Il y a deux livres dans Le Coran et la chair, de Ludovic-Mohamed Zahed. Le premier se lit avec ce plaisir particulier qui enseigne en même temps qu’il réjouit.

ADOLESCENCE À ALGER
Le fondateur de l’association HM2F, vouée à la réconciliation des LGBT et de l’Islam, pourrait être une novelette, ou un scénario pour une bande-dessinée ou un film. Ludovic-Mohamed narre son adolescence salafiste dans le Alger troublé des années 90. Il est né en France mais sa famille est retournée vivre en Algérie. Immigré en France, il est «Zmigré» à Alger, et sa nature pas vraiment virile suscite l’inquiétude de son père. En pleine crise d’identité, le mysticisme le taraude, il va, encore enfant, se tourner vers ceux qui lui paraissent les plus radicaux. Le mystique musulman sénégalais Tiarko Bokar l’a dit: «le mysticisme ce n’est pas pour les jeunes, c’est comme envoyer de l’essence sur un feu».

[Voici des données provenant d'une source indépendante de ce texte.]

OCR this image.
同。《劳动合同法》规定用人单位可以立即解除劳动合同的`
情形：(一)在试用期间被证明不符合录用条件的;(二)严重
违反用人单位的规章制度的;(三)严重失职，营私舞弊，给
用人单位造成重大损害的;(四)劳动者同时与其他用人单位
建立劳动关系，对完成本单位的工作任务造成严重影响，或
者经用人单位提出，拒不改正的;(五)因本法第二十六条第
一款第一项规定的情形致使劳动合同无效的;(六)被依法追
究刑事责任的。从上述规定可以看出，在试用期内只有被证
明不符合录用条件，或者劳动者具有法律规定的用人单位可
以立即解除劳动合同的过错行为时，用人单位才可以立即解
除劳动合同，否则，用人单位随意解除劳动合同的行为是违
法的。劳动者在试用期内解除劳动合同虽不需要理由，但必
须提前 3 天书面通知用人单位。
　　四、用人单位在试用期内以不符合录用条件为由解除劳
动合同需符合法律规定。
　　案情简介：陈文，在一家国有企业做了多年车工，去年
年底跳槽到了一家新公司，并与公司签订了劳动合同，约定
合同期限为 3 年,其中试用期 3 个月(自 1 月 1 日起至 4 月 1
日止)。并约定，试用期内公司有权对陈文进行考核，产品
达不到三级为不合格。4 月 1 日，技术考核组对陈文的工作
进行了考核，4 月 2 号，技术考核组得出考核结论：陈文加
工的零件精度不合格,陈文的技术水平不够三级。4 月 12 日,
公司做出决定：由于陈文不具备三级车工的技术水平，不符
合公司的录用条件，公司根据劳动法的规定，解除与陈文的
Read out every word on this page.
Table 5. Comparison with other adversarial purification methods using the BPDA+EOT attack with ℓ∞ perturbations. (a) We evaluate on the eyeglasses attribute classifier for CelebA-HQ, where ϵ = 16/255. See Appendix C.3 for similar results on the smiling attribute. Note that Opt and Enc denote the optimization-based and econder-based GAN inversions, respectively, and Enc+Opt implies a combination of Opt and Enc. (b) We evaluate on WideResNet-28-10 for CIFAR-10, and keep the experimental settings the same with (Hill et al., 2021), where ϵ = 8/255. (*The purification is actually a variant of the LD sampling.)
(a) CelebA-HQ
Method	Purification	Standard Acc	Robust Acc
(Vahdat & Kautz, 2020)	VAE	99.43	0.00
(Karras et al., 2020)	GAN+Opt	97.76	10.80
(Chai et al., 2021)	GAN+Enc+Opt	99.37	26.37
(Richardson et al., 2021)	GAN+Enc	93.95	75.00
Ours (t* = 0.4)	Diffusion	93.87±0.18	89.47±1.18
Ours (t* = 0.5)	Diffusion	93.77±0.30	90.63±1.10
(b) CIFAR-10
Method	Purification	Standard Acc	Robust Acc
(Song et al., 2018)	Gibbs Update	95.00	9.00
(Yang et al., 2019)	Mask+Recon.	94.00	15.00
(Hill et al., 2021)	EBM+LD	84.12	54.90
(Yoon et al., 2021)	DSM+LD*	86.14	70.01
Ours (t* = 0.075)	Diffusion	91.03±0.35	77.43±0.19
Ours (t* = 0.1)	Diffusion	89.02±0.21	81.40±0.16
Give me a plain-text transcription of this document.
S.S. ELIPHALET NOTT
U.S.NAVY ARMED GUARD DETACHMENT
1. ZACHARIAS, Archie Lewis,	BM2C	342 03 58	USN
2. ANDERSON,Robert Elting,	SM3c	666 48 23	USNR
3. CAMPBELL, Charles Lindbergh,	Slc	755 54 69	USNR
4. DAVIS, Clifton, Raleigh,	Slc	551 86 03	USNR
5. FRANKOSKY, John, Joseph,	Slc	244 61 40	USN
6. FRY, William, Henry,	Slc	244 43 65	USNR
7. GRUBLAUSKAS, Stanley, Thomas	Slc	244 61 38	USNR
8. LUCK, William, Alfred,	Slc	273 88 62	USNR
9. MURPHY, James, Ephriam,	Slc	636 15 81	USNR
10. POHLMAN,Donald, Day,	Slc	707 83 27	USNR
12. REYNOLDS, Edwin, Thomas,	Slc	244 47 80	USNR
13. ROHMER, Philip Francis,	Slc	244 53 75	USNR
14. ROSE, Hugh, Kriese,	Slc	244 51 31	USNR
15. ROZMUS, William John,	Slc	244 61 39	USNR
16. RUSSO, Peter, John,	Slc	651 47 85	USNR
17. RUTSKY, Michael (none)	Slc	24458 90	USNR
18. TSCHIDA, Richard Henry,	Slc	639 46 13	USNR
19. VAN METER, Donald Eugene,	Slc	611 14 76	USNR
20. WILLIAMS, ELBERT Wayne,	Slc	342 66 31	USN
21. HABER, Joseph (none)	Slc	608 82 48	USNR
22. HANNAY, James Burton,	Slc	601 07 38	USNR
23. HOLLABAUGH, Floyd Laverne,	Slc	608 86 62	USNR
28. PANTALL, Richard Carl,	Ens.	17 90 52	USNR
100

LA VIE QUOTIDIENNE DANS UN GROUPE SALAFISTE
Ludovic-Mohamed raconte la vie quotidienne dans un groupe salafiste, de l’intérieur, sa fierté d’arborer leur uniforme, et le plaisir des prières en commun. Il nous permet même de faire la distinction entre les islamistes, plus portés vers la lutte pour le pouvoir politique, et les salafistes en apparence plus portés vers la pratique pointilleuse de la religion. Il nous explique les rivalités entre groupes, les rituels. Beaucoup des flèches qu’il décoche pourraient s’appliquer à tout groupe ou association persuadée de détenir la vérité, religieuse ou laïque. J’aime sa douce perfidie quand il décrit ceux qui squattent les bibliothèques pour se gaver de sourates ou de hadiths (les propos rapportés du prophète), en précisant qu’il n’y a nulle aspiration spirituelle derrière cette démarche mais juste le goût d’écraser son contradicteur dans une dispute religieuse, en dégainant la bonne citation.

«UNE AMITIÉ PARTICULIÈRE»
Mais la nature a ses raisons, et malgré sa foi elle s’exprime dans le corps de Ludovic-Mohamed. Il a 14 ans et a fait de Djibril, son aîné dans la confrérie, son compagnon de prédilection, son ange Gabriel. Son affection lui est rendue, et l’adolescent comprend très bien qu’elle s’accompagne de désir, un désir vécu dans la peur et la honte pour ce qui est de Djibril.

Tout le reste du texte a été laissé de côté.